The commonest trap is to describe Section 25 as if it were an appeal — candidates lose marks by suggesting the revisional court reweighs the evidence at large. A second trap is forgetting the state amendments: the forum is the High Court only under the unamended provision; in U.P., Haryana and several other states the District Judge is the primary revisional authority, often with a limitation period. A third is to overlook Section 27 finality and Section 17’s deposit condition, which together explain why revision is the principal — and frequently the only — post-decree remedy. For the foundational context, revisit the Provincial Small Cause Courts Act hub and the introduction to the Act.

Frequently asked questions

Is an appeal available against a Small Cause Court decree?

No. Section 27 of the Act makes a small cause decree final, save as the Act otherwise provides, and there is no first or second appeal on merits. The principal post-decree remedy is revision under Section 25, supplemented only by the limited appeals against certain orders under clauses (ff) and (h) of Section 104(1) CPC, which lie to the District Court.

What does “according to law” mean in Section 25?

As explained in Hari Shankar v. Rao Girdhari Lal Chowdhury (AIR 1963 SC 698), the phrase directs the revisional court to satisfy itself that the decision, as a whole, conforms to law — not to re-decide the merits. It is wider than the purely jurisdictional language of Section 115 CPC but narrower than appellate review; it reaches errors of law and decisions reached without evidence, but not a defensible appreciation of admissible evidence.

Can the revisional court reappreciate the evidence under Section 25?

No, not as a general rule. In Laxmikant Revchand Bhojwani v. Pratapsingh Mohansingh Pardeshi ((1995) 6 SCC 576) the Supreme Court held that a revisional court cannot re-appreciate evidence and substitute its own findings of fact. It may, however, interfere where a finding rests on no evidence, on inadmissible evidence, or is reached by ignoring evidence the law required to be considered — because that is an error of law, not a mere factual disagreement.

Does the small cause decree merge in the revisional order?

Yes. Following Shankar Ramchandra Abhyankar v. Krishnaji Dattatreya Bapat (AIR 1970 SC 1), once a competent court disposes of the revision after notice and hearing, the original decree merges in the revisional order, which alone is thereafter executable. The doctrine of merger applies to revisional orders just as it does to appellate orders.

After a District Judge decides a Section 25 revision, can a further revision lie to the High Court under Section 115 CPC?

No, in the schemes where this question has arisen. In Vishesh Kumar v. Shanti Prasad (AIR 1980 SC 892) the Supreme Court held that a further revision to the High Court under Section 115 CPC against the District Judge’s Section 25 revisional order is not maintainable, the object being to limit the tiers of litigation. The residual check is the High Court’s supervisory jurisdiction under Article 227.

Who exercises the revisional power — the High Court or the District Judge?
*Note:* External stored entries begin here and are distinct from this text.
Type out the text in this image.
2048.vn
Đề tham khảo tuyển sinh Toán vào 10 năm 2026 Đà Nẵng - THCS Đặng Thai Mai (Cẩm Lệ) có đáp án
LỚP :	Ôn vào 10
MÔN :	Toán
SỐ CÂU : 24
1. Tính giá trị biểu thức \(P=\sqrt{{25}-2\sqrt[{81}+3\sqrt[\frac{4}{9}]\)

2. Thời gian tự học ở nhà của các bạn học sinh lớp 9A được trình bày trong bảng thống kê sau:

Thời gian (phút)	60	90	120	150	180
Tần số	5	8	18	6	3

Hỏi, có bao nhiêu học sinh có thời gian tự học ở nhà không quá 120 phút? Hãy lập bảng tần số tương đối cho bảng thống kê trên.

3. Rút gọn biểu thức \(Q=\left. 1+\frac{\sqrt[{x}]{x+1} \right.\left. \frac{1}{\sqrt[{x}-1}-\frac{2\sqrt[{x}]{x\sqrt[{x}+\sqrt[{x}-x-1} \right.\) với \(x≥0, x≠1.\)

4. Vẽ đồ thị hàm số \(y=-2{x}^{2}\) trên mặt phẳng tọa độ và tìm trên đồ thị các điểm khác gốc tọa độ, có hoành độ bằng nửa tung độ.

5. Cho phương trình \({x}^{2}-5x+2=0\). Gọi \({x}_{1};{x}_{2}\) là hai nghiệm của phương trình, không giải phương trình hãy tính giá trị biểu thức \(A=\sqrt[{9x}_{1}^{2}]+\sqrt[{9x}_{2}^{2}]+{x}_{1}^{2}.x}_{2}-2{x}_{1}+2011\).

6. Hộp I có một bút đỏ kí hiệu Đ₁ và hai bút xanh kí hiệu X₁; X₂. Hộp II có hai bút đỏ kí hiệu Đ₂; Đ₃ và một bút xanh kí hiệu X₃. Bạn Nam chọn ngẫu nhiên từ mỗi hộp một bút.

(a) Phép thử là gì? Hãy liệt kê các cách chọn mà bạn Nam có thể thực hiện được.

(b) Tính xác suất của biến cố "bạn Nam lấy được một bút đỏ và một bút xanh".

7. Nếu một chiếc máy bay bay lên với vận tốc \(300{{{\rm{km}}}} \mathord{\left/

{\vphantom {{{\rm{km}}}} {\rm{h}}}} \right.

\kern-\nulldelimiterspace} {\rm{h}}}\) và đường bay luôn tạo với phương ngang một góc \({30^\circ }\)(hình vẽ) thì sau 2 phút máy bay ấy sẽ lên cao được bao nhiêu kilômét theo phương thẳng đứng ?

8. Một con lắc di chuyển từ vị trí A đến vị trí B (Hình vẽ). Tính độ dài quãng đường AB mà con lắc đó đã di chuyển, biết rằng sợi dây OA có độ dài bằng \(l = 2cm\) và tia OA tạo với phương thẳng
Under the unamended central Section 25 the power is the High Court’s. But several states have substituted their own provisions: Uttar Pradesh (Act 37 of 1972) and Haryana (Act 27 of 1977), among others, vest revision in the District Judge, with revision against a District/Additional District Judge’s own small cause decree going to the High Court. Some states, such as Haryana, also impose a thirty-day limitation on the aggrieved party’s application, while preserving a suo motu power.